As figuras que eles fazem

Pedro Goulart — 30 Março 2015

SL_MRS_DBSurgiu há pouco tempo na comunicação social mais uma polémica menor, contribuindo para distrair os portugueses das questões essenciais do País. Foi quando Cavaco Silva publicou no site da Presidência o prefácio ao seu livro Roteiros IX, onde manda alguns palpites sobre o perfil do seu sucessor. Aí, entre outras coisas, Cavaco afirma que o futuro PR deve ser experiente em política externa, porque esta “é hoje uma das principais funções” inerentes ao cargo. Talvez Cavaco estivesse aqui a pensar na “experiência” política externa do seu correligionário Durão Barroso, que serviu de anfitrião nas Lajes a George Bush, Tony Blair e José Maria Aznar, onde “sabiamente” decidiram a invasão militar do Iraque, para “eliminar as armas de destruição maciça”, que que nunca chegaram a ser encontradas.

Não parece fácil distinguir qual a figura mais ridícula neste caso: a de um Cavaco, sempre homem de mão do capital, sempre serviçal do imperialismo (embora hoje pouco eficaz no seu papel) a traçar o perfil ideal do seu sucessor ou, então, a pose de alguns dos potenciais candidatos da direita às eleições presidenciais, procurando não pôr em causa a credibilidade do actual ocupante de Belém, mas fazendo algumas piruetas para se encaixarem no perfil traçado por Cavaco.

Um Santana Lopes, ridículo, sem dúvidas de que preenche efectivamente o requisito defendido por Cavaco Silva e arengando sobre a sua pretensa experiência em política externa (lembrando as funções que teve enquanto primeiro-ministro e secretário de Estado da Cultura) mas, simultaneamente, considerando que o perfil traçado pelo actual Presidente, afasta nomes como Marcelo Rebelo de Sousa, Rui Rio, Carvalho da Silva e Sampaio da Nóvoa.

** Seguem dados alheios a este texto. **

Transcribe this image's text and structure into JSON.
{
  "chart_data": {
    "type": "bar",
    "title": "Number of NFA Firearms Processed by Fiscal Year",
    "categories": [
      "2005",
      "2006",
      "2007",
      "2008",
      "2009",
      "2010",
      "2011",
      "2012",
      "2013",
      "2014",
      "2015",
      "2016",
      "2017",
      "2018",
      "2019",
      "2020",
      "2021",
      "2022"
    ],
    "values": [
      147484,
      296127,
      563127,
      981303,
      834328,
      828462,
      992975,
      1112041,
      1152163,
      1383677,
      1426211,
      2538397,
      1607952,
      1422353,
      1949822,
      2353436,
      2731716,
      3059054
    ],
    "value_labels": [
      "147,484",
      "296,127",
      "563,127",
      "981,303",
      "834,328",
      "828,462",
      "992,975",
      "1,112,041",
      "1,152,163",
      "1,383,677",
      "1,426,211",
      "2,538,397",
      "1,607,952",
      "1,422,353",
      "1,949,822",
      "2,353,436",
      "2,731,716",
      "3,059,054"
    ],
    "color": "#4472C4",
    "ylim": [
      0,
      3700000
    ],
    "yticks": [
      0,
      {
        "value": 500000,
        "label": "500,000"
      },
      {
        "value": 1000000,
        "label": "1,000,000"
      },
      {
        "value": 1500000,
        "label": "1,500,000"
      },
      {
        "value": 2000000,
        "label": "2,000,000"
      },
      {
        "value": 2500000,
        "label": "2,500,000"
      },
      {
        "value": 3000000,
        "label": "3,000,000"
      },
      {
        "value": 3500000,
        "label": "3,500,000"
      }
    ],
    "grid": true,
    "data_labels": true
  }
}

Um Marcelo, mais subtil mas também ridículo, dando alguma razão a Cavaco e recordando, entre outras coisas, a sua “experiência” no período de adesão ao euro, quando fez com António Guterres “uma espécie de acordo de regime para viabilizar três orçamentos”, que permitissem que Portugal aderisse à moeda única. O comentador da TVI, apesar de algumas convenientes demarcações em relação ao governo de Passos Coelho, tem-se colado cada vez mais ao PSD, procurando senão já um apoio declarado, pelo menos a não oposição deste partido à sua candidatura a Belém. Para Marcelo, e para chegar a PR, vale tudo: passados os tempos do mergulho no Tejo ou da condução de táxis em Lisboa, agora até se dispôs a dar uma entrevista exclusiva à revista Cristina, revista cujo “recheio” é facilmente previsível.

É evidente que o perfil traçado por Cavaco e os indivíduos que nele se procuraram encaixar só nos dizem respeito na medida em que se trata de serventuários do patronato e de figadais inimigos dos trabalhadores. Aliás, os vários indivíduos que até agora vêm surgindo como potenciais candidatos a PR mostram que a escolha irá situar-se, como habitualmente, na área da direita. Contudo, se se assistir a uma derrota significativa dos partidos do capital nas próximas eleições legislativas e se a luta contra a austeridade e pela recuperação das condições de vida perdidas conseguir mobilizar de novo as massas trabalhadoras, será possível fazer sair a campanha das presidenciais do campo estreito em que se tem movido desde há décadas – pondo claramente a ridículo alguns daqueles que hoje se posicionam na linha de partida.

PS: Este artigo já estava escrito quando surgiu mais um potencial candidato de direita a PR, Henrique Neto. Pelo seu passado no pós-25 de Abril e pelas posições públicas por ele assumidas ao longo dos últimos anos é fácil de prever o que aí vem. E, sem hipóteses de ser eleito, este “honrado” patrão dos moldes talvez esteja destinado a recolher alguns parcos apoios eleitorais para, de seguida, os entregar a um outro candidato do capital mais bem posicionado.